At least this year I knew my legs wouldn't hurt. Last year I had helped carry a 1500-pound portable shrine down 201 stone steps, and, being considerably taller than everyone else on the crew, had felt like I was carrying most of that weight myself. This year, I was just going to sit around and take pictures. The city of Shiogama, home to the oldest Shinto shrine in the north of Japan, has always been connected with the sea. The city's name derives in part from an ancient ritual of producing salt from sea-water, and even now the city is still primarily a fishing community (which means, among other things, great sushi).

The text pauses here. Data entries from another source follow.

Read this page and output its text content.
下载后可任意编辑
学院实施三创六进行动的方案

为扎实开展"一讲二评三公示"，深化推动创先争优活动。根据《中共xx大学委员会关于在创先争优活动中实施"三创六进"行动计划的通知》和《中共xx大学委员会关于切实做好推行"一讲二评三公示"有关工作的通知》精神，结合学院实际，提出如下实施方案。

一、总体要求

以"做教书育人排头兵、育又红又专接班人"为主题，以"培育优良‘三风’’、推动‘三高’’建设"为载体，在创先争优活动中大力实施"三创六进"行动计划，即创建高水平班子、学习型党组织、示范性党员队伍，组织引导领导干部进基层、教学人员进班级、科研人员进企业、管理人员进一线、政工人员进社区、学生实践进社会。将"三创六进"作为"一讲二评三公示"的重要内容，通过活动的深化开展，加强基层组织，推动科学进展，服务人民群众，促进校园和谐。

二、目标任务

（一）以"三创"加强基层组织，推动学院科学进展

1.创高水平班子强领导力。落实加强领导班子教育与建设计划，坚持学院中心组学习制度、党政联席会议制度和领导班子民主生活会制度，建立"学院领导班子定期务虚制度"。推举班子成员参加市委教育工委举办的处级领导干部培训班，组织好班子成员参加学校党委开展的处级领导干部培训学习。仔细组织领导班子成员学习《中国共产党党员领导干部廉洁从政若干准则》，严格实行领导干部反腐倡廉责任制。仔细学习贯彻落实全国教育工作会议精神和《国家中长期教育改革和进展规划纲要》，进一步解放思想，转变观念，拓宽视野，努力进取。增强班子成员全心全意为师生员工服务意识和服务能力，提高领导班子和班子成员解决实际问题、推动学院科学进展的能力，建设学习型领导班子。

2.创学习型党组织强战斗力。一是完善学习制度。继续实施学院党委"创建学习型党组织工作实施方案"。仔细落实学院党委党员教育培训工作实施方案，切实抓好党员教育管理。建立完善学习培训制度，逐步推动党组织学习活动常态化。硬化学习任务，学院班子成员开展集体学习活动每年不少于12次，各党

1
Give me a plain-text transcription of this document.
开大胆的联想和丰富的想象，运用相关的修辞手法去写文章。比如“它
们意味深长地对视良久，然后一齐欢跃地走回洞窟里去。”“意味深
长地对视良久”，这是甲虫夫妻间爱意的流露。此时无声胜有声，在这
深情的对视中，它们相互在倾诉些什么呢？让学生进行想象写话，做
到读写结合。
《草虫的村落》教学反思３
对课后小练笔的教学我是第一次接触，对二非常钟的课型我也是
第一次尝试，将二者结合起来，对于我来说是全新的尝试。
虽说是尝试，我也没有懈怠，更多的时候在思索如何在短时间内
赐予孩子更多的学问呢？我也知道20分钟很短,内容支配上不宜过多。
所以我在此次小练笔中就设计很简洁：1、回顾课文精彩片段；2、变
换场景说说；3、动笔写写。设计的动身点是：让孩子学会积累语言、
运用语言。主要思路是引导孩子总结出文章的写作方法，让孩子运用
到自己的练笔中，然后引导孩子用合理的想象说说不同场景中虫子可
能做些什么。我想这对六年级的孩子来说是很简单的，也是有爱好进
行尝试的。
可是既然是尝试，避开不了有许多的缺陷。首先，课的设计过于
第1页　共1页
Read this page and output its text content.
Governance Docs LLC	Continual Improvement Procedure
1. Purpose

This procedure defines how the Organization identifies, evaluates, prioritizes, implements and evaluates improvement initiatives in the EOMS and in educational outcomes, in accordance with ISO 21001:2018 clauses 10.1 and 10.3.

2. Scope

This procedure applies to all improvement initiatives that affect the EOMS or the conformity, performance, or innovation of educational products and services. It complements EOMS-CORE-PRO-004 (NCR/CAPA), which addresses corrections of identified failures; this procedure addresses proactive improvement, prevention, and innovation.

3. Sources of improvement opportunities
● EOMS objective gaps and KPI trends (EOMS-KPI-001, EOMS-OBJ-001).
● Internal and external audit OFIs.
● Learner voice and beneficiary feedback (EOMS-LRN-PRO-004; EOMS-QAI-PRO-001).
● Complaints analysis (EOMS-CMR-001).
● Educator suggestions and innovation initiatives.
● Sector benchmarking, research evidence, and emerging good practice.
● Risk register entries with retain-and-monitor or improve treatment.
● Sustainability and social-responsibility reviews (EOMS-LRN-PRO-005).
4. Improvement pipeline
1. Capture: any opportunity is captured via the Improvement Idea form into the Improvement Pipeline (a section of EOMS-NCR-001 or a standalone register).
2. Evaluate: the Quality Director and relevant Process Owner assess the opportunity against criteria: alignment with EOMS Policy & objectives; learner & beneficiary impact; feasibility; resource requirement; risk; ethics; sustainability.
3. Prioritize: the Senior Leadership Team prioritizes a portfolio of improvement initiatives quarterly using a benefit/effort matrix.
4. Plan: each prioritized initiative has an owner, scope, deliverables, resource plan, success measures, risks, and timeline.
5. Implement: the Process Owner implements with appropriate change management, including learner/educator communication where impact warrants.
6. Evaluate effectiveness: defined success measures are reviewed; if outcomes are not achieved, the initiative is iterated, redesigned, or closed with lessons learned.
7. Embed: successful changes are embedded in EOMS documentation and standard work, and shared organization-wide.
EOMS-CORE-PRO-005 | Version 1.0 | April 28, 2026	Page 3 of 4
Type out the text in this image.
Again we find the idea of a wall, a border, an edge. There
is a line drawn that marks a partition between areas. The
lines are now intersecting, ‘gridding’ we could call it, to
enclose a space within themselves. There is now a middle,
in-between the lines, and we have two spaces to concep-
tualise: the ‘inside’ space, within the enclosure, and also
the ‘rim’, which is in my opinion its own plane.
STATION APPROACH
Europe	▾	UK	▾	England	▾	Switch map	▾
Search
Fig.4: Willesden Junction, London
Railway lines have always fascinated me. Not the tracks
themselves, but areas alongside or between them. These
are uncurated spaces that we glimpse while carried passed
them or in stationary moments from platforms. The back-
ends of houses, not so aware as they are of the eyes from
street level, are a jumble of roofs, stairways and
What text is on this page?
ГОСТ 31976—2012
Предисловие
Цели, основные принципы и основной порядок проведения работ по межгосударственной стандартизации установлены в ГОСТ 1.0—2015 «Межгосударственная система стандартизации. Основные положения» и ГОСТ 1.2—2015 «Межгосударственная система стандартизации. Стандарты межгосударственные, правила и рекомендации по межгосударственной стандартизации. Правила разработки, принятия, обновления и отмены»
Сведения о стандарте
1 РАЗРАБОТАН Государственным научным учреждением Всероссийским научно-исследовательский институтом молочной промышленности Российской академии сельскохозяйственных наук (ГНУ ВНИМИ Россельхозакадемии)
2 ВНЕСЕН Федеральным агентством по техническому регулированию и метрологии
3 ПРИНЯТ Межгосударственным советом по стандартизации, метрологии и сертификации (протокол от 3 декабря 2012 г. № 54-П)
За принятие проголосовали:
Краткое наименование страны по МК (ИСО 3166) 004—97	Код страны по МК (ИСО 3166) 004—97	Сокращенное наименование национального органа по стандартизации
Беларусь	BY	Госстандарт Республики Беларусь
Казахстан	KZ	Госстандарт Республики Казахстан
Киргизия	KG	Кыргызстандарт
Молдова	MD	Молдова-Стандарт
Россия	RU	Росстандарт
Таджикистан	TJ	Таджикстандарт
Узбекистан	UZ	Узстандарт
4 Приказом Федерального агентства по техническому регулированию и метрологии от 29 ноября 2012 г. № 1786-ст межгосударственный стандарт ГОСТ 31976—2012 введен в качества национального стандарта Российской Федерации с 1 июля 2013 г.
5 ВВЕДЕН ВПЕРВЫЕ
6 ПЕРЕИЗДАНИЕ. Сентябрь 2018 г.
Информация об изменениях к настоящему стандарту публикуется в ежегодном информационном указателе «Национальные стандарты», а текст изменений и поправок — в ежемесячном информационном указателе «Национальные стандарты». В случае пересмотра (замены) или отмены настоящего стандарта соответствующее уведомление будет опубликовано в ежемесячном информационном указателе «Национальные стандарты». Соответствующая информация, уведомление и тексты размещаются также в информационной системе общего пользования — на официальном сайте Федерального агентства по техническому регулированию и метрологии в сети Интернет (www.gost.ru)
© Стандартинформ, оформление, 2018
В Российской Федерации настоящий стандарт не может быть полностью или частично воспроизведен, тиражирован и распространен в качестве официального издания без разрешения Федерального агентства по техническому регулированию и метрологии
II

Every summer, the whole city comes out to see the Minato Matsuri (Port Festival), where the tutelary deities of the shrine are taken out in portable palanquins (omikoshi) and carried through the streets, onto boats and out into the harbor to pray for a good catch. I'd taken a very (maybe excessively) active part in that last year, though this year my brief was just to show some visiting foreigners around and explain what was going on. The Matsushima bay area around Shiogama is, as tradition has it, one of the three most beautiful coastal views in Japan, and we got to circle the bay's many pine-dotted islands as we went, following the dragon and phoenix boats containing the omikoshi. The ceremony lasts all day, and even includes some kagura - an ancient form of Japanese drama performed on some of the islands as the ships pass by.

Shiogama 3

 

Shiogama 4

Oftentimes you don't even get to find out about rituals of this kind, let alone participate so closely in them. That's the beauty of the north of Japan, though - here, you don't have to go very far off the beaten path to find traditions, ceremonies and culture that the rest of Japan seems to have forgotten about. Even if it does test your leg strength at times.